Correcting The Current: Modeling The Hemodynamic Impact Of Transcatheter Aortic Valve Replacement In Multiple Valvular Heart Disease Precipitating Cardiogenic Shock

Introduction: Multiple valvular heart disease (mVHD) caused by mixed stenotic and regurgitant lesions involving at least two valves is a common condition which is poorly understood and challenging to manage. Herein, we simulate the hemodynamics of a patient with mVHD before and after transcatheter aortic valve replacement (TAVR) to better understand the physiology of this complex disease. Case: A 67-year-old man with celiac enteropathy presented to a local hospital with dyspnea, hypotension, and oliguria. Echocardiography revealed a dilated left ventricle (end-diastolic diameter [LVEDD] 6.7 cm) with an ejection fraction (EF) of 20% and multiple severe valvulopathies, including aortic stenosis (AS), aortic regurgitation (AR), and mitral regurgitation (MR). Right heart catheterization revealed a low cardiac index (1.76 L/min/m 2 ) and a high wedge pressure (36 mmHg) with V-waves exceeding 50 mmHg. The patient’s severe AR precluded mechanical circulatory support, so TAVR was emergently performed in the setting of worsening cardiogenic shock (CS) with a 29 mm self-expanding bioprosthesis via transfemoral access. Valve deployment was successfully guided by fluoroscopy and transthoracic echocardiography alone.
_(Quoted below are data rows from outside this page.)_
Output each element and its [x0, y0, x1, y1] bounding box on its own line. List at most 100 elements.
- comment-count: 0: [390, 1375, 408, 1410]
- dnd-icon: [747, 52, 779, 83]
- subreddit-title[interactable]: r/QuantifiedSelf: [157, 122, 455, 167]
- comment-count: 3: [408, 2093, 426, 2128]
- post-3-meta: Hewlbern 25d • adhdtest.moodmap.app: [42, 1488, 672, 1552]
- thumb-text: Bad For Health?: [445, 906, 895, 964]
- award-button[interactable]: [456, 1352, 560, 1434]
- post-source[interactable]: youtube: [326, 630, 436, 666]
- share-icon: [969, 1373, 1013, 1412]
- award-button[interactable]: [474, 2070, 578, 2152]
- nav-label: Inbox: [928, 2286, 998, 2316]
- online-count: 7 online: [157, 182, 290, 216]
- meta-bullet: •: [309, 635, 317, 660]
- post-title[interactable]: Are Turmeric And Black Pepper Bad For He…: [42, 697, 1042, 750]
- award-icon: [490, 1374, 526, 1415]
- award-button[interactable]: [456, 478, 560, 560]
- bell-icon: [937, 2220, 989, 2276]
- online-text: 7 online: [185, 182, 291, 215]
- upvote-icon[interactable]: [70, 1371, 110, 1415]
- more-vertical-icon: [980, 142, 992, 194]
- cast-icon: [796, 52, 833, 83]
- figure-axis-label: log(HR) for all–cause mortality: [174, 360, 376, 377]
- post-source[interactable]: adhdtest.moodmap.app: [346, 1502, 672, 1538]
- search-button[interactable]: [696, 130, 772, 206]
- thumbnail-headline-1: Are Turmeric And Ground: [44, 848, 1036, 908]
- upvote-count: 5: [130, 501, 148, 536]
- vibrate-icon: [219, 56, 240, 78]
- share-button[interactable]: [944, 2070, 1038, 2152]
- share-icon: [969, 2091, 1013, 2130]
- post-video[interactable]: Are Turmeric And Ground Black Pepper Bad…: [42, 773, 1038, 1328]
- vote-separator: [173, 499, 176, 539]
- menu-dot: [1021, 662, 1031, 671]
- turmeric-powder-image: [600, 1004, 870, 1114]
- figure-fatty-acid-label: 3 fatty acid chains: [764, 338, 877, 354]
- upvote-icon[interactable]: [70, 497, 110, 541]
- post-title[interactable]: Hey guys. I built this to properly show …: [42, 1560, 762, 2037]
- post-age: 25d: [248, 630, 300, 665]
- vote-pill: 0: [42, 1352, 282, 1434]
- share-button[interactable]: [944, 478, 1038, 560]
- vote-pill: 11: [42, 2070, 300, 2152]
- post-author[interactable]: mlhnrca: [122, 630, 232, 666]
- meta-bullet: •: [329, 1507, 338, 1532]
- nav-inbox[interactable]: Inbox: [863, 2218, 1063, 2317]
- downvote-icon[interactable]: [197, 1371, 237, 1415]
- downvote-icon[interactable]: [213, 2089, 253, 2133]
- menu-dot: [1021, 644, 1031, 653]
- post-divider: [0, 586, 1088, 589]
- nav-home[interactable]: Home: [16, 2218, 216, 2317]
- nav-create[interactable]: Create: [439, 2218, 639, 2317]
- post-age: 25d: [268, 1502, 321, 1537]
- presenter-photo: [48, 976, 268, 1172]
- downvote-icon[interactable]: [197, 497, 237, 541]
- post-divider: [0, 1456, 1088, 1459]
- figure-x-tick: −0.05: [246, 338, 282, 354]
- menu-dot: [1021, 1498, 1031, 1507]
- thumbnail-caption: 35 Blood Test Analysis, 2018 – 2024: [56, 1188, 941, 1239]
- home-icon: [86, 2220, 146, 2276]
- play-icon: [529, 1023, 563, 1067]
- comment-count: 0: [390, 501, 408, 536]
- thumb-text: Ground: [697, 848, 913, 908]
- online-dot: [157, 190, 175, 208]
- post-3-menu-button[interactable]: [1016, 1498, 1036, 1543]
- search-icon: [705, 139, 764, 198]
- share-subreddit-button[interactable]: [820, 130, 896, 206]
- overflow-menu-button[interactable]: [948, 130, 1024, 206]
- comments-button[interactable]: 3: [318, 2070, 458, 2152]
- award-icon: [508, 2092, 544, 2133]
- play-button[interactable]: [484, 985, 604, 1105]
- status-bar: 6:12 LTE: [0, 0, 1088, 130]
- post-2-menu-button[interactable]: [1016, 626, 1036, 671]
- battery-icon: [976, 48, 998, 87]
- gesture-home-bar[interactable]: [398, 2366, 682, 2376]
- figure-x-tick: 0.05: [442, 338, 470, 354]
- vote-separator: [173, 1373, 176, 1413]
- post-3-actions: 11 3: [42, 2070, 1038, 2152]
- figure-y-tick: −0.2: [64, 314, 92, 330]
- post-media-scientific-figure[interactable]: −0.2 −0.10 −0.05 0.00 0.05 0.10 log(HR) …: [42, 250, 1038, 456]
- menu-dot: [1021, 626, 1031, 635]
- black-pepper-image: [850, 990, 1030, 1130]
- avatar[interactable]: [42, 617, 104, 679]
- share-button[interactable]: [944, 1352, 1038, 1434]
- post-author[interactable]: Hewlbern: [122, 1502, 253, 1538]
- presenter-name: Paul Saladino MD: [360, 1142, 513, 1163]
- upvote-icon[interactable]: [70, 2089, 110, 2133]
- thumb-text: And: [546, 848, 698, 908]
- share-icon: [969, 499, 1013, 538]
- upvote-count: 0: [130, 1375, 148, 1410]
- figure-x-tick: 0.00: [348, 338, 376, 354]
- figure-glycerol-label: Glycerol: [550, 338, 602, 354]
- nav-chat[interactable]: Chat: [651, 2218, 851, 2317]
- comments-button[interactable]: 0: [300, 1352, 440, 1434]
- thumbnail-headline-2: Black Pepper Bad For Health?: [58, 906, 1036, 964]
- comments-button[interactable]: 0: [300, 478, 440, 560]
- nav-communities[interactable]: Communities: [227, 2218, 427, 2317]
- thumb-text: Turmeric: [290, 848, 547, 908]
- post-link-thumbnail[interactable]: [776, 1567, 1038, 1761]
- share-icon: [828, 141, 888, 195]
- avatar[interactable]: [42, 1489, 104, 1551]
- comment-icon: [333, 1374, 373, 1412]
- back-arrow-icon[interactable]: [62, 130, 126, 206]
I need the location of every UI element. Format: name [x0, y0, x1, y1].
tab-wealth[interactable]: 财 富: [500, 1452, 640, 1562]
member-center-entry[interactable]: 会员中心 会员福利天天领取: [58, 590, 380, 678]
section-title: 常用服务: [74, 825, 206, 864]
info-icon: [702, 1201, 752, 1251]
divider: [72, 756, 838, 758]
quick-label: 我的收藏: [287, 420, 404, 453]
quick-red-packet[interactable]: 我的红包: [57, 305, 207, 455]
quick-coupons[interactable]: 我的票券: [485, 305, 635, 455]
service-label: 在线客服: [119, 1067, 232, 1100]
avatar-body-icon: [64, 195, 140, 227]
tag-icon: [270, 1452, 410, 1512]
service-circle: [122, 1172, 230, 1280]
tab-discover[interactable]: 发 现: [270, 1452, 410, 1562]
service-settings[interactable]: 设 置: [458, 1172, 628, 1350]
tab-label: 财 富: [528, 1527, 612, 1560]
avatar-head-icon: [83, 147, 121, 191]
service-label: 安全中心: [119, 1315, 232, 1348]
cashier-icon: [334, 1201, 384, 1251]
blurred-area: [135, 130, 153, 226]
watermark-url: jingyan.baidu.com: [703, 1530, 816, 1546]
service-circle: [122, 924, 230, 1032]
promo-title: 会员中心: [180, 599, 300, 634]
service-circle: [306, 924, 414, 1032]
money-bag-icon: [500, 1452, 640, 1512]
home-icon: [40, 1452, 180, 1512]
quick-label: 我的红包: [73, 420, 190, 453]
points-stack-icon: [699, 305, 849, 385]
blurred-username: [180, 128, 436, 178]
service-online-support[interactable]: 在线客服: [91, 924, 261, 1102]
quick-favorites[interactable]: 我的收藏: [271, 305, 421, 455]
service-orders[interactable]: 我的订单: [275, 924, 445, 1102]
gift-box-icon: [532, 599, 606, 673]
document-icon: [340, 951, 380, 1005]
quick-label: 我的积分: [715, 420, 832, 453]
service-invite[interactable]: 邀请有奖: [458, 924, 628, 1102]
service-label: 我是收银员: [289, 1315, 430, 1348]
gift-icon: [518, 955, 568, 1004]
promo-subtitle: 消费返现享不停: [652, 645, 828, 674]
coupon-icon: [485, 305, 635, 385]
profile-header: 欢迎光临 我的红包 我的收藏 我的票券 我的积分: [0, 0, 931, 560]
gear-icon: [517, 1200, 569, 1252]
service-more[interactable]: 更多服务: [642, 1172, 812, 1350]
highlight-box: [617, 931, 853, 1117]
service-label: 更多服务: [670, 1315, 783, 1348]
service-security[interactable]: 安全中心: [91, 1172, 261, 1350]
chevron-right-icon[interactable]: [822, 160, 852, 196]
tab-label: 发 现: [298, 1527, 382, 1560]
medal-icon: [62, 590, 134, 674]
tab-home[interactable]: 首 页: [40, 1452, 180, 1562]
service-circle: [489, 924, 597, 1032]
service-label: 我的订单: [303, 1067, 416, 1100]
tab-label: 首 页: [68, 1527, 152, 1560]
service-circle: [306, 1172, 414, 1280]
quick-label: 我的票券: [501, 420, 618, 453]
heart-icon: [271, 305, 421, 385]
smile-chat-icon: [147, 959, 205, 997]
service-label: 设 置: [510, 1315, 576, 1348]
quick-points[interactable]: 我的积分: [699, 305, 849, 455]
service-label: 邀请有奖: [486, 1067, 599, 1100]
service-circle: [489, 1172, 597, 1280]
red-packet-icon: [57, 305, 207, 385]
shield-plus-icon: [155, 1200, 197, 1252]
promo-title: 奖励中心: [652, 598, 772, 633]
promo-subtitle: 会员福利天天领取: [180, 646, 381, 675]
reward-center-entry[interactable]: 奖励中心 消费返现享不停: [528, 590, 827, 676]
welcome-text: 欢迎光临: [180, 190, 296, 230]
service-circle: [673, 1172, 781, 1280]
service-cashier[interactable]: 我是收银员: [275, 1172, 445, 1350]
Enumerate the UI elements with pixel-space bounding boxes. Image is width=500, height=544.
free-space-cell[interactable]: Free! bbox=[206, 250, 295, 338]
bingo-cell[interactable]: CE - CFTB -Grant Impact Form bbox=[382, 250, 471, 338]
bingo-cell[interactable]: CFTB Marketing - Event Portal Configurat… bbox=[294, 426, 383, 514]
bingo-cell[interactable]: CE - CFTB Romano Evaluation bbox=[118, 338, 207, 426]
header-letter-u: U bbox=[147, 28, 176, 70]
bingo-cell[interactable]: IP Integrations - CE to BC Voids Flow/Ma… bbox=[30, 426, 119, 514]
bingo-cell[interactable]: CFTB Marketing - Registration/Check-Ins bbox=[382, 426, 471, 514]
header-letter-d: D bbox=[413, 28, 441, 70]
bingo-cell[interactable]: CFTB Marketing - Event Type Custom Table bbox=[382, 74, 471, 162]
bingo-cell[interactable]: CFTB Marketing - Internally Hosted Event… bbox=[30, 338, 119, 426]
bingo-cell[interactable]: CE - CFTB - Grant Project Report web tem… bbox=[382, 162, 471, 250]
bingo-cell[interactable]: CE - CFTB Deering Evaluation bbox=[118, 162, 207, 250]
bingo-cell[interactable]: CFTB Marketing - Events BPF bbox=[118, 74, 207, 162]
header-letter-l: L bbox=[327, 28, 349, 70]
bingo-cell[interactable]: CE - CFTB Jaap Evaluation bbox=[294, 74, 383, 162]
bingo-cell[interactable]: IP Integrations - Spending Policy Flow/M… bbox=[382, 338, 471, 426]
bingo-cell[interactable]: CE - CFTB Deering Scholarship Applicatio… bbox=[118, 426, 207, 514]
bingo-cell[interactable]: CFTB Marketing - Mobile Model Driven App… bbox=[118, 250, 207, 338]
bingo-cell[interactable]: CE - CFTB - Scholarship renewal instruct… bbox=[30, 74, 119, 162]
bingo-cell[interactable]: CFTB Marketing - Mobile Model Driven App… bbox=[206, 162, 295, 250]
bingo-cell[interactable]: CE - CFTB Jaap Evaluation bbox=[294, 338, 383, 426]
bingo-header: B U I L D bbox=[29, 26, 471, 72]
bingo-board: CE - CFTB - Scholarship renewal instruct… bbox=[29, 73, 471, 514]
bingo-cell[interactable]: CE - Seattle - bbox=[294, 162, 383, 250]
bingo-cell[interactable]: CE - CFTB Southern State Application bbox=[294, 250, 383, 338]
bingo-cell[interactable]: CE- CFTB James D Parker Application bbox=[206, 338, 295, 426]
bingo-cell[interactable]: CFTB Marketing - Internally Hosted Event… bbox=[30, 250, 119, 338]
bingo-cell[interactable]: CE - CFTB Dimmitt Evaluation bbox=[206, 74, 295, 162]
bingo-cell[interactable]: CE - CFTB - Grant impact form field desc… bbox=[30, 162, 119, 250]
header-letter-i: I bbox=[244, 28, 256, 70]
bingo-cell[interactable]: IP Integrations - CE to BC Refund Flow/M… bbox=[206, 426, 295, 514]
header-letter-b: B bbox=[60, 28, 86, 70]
CS resolved in the subsequent 48 hours, and at 3-month follow-up, his LV EF returned to 55% and LVEDD decreased to 4.4 cm. LV pressure-volume loops pre- and post-TAVR were generated using a cardiovascular physiology simulator (Fig. 1). TAVR’s correction of the patient’s severe AS and AR produced immediate energetic benefits, with pressure-volume area declining 13% and cardiac power output increasing 2.24-fold. Conclusions: This challenging case and the accompanying pressure-volume analysis affirms the feasibility of emergent TAVR in highly selected patients, the procedure’s ability to immediately improve ventricular performance, and the LV’s capacity to remodel when operating under more physiologic loading conditions.